Obese subjects with coronavirus disease 2019 (COVID-19) are at increased risk of requiring critical care (1), suggesting that excess body fat associates with greater disease severity. BMI does not discriminate between fat and lean body mass and poorly reflects fat distribution. Cardiometabolic diseases and increased systemic inflammation, two conditions associated with visceral adiposity, are also linked to COVID-19 severity and fatality (1,2). The aim of this study was to assess the relationship between abdominal fat distribution and COVID-19 severity. We hypothesized that excess visceral adipose tissue (VAT), as identified by an increased VAT to subcutaneous adipose tissue (SAT) ratio (VAT/SAT), is associated with COVID-19 severity, as defined by intensive care unit (ICU) admission.

This was a single-center cohort study of 441 patients consecutively admitted to the Emergency Department (ED) of the Trauma Center Public Hospital Bufalini, Cesena, Italy, between 26 February and 6 April 2020 for a clinical suspicion of COVID-19. Of these patients, 144 had confirmed COVID-19 based on positive RT-PCR from a nasal and/or throat swab together with high-resolution computed tomography (HR-CT) findings suggestive of COVID-19 pneumonia.

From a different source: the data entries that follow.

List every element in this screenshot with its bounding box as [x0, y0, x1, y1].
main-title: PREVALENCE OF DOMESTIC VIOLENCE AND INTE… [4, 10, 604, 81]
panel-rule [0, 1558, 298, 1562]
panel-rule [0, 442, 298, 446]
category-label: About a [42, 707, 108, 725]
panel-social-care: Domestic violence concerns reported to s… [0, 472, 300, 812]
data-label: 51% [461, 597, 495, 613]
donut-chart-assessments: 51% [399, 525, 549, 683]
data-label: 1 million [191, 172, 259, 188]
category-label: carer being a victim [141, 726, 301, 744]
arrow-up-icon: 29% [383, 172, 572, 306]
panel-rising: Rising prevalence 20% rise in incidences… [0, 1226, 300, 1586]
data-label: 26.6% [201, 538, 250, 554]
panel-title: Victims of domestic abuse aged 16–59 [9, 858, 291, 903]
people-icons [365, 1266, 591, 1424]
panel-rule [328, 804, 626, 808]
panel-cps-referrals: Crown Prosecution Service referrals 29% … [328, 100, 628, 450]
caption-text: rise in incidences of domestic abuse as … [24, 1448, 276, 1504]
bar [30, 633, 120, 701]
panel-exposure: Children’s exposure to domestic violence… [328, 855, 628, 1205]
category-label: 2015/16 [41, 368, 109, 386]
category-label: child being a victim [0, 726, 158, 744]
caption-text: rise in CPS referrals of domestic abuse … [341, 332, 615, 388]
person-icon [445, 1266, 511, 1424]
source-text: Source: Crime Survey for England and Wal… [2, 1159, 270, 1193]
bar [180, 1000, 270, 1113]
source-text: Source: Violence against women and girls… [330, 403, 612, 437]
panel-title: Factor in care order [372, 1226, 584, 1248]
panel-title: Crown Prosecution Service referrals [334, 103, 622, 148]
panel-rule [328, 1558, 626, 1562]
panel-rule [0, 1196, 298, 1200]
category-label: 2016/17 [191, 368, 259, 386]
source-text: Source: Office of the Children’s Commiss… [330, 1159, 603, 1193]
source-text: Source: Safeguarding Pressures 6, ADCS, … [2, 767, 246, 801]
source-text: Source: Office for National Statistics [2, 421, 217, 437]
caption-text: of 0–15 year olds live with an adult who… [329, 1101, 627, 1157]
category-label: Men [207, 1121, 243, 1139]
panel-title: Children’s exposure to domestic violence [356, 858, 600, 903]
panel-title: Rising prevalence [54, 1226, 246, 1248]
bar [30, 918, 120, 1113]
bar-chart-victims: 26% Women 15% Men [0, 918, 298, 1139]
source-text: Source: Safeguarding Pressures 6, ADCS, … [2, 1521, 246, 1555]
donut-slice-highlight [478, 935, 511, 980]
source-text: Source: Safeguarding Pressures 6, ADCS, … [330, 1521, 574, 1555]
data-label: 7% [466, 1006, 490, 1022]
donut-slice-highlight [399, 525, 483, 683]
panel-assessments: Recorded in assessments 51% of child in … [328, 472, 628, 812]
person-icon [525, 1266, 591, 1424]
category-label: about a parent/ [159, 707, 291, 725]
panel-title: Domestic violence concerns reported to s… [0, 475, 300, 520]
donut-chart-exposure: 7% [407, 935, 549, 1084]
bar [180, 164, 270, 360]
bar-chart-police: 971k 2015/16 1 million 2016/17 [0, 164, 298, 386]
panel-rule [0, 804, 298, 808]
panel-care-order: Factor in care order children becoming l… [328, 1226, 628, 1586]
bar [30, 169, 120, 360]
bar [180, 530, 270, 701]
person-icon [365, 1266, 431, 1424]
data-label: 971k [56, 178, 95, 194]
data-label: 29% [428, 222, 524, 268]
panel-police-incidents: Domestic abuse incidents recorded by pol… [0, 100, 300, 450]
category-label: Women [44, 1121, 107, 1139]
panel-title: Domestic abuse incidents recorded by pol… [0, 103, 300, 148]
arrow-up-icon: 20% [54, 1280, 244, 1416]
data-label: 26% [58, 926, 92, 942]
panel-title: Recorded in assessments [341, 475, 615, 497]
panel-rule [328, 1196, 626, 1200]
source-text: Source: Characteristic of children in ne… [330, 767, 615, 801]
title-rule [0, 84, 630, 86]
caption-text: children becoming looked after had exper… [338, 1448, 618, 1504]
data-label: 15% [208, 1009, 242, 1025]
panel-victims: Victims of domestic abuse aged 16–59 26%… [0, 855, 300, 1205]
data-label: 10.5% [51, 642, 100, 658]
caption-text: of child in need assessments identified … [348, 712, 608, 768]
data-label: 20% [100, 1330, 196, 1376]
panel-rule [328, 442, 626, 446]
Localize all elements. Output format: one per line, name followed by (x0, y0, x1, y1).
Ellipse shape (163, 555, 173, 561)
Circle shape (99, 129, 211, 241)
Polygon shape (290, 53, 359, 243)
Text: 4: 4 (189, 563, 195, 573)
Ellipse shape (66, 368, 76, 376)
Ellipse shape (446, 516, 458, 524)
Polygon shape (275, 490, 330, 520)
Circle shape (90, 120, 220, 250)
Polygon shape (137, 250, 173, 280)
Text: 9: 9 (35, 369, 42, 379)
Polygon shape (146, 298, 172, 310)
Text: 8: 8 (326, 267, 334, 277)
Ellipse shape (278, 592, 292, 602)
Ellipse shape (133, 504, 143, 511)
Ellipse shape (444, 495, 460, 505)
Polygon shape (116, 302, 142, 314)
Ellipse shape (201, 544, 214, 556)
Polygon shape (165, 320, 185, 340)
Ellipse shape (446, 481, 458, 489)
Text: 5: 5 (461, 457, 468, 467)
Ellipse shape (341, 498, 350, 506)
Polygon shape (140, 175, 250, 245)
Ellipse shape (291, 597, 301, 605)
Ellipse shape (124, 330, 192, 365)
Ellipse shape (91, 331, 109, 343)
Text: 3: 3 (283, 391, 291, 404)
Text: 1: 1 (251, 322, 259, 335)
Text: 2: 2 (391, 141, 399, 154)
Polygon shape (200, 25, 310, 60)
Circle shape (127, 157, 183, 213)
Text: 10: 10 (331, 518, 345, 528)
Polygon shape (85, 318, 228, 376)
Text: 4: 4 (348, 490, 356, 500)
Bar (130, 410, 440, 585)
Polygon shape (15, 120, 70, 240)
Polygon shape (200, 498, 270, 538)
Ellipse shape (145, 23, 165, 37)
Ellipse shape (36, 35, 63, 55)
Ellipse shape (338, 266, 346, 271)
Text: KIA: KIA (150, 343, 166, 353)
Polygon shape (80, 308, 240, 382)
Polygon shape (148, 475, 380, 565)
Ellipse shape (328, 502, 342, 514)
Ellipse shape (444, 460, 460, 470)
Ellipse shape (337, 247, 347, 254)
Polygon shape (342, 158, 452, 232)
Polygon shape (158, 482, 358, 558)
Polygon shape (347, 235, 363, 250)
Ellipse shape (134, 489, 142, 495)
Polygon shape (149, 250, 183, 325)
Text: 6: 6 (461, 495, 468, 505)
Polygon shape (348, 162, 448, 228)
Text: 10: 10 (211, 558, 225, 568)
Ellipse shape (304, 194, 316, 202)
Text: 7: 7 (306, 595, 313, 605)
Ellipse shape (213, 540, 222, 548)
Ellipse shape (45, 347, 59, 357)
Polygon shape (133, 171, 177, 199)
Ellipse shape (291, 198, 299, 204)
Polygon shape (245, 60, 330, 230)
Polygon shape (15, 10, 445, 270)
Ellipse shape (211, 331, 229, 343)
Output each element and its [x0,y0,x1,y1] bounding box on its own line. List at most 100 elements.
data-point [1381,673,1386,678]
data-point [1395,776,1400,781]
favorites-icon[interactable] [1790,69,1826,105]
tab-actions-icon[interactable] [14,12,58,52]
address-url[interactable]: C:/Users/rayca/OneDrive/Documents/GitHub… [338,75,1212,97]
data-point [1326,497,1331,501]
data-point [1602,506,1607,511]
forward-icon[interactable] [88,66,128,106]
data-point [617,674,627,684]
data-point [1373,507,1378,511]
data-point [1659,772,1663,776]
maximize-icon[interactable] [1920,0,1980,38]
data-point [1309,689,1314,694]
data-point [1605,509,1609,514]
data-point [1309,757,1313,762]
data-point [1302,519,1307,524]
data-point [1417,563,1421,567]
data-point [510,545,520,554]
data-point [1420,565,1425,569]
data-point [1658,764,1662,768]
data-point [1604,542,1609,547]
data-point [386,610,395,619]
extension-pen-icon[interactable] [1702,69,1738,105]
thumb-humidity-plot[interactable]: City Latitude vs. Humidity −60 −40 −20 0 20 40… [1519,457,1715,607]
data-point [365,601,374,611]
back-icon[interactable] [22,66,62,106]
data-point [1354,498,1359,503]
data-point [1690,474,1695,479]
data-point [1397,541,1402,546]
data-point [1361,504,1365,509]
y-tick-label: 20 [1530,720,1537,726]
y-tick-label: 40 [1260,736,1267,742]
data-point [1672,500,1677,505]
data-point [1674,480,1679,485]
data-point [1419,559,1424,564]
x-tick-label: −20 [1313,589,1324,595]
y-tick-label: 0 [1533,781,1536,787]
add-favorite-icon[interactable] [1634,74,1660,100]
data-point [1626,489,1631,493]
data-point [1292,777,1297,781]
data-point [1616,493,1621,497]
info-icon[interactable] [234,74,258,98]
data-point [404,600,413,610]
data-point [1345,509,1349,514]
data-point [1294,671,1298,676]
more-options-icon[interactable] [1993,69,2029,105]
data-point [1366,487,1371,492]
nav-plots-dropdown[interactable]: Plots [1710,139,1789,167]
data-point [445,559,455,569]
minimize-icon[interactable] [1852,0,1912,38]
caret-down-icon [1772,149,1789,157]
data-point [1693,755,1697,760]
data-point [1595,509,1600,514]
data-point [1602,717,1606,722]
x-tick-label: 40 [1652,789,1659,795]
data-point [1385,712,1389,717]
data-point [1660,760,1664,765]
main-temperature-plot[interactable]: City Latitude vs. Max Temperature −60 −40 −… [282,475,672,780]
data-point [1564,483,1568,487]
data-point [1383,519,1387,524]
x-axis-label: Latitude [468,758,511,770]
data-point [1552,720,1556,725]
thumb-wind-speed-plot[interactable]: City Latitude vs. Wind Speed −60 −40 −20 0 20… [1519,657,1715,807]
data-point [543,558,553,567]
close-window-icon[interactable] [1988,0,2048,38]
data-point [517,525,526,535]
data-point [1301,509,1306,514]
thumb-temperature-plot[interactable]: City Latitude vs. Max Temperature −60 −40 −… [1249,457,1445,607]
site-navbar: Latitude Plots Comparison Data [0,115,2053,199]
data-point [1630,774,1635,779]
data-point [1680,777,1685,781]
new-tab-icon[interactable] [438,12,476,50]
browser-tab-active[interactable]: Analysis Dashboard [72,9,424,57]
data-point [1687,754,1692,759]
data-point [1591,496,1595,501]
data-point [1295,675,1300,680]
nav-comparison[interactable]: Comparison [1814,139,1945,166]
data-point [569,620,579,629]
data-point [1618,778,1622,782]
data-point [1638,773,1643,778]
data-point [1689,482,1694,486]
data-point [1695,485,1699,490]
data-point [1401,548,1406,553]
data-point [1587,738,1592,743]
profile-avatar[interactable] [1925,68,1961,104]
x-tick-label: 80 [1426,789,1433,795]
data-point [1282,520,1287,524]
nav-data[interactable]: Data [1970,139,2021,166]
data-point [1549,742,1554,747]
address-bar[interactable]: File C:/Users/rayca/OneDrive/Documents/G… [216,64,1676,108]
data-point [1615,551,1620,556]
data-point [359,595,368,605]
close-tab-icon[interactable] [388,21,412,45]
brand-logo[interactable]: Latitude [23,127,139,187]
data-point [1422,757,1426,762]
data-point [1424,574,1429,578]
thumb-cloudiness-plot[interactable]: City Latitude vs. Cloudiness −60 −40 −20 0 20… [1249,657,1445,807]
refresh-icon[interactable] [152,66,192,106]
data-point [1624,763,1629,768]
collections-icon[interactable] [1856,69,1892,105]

Of those, 61 (42%) were admitted to ICU (ICU-COVID-19 group). One-hundred thirty-six patients evaluated in the ED for clinical suspicion of severe acute respiratory syndrome coronavirus 2 (SARS-CoV-2) infection who tested negative by nasopharyngeal swab and had no HR-CT signs of pneumonia served as the control group. We excluded 161 subjects due to unavailability of RT-PCR data or absence of HR-CT signs of pneumonia despite a positive RT-PCR. Upper abdominal fat was assessed on sagittal image from chest HR-CT (Philips Diamond Select Brillance CT 64-slice) performed upon ED admission and acquired up to a plane transverse to L2. SAT was defined as the greatest thickness between the skin–fat interface and the muscle wall; VAT was defined as the greatest distance between the inner muscular wall and the anterior liver surface (intrareader agreement by Cohen κ ≥0.98 for both). The primary exposure and outcome measures were VAT amount and ICU admission, respectively. Logistic regression models were used to estimate the odds ratios (OR) of ICU admission by VAT.

There were no differences between patients with COVID-19 and control subjects in terms of age and BMI (Table 1). Male sex was more prevalent among COVID-19 patients than control subjects. BMI was higher in ICU-COVID-19 versus COVID-19 subjects not requiring intensive care (nICU-COVID-19). In the overall COVID-19 population, BMI positively correlated with VAT and SAT (r = 0.407 and r = 0.289, respectively; P < 0.003) but was unrelated to VAT/SAT ratio (r = 0.085; P = 0.378). Subjects with COVID-19 had thicker VAT than control subjects (Table 1). This difference was driven by the ICU-COVID-19 group and might suggest that visceral adiposity influences COVID-19 severity. In COVID-19 patients, fat thickness and distribution were unrelated to age and sex, except for SAT, which was thicker in females than males (mean [SD] 19.7 [9.6] vs. 16.3 [8.3] mm; P = 0.030). Admission to ICU was associated with a 30% higher VAT (P < 0.001) and a 30% lower SAT (P = 0.011), independent of age and sex (Table 1). VAT thickness was associated with increased risk of ICU admission (age-, sex-, and BMI-adjusted OR [aOR] for unit [mm] increase 1.16, 95% CI 1.07–1.26; P < 0.0001), as was VAT/SAT (aOR for 20% VAT/SAT increase 1.25, 95% CI 1.10–1.42; P < 0.0001), with a predictive area under the receiver operating characteristic curve of 0.728 (95% CI 0.647–0.810).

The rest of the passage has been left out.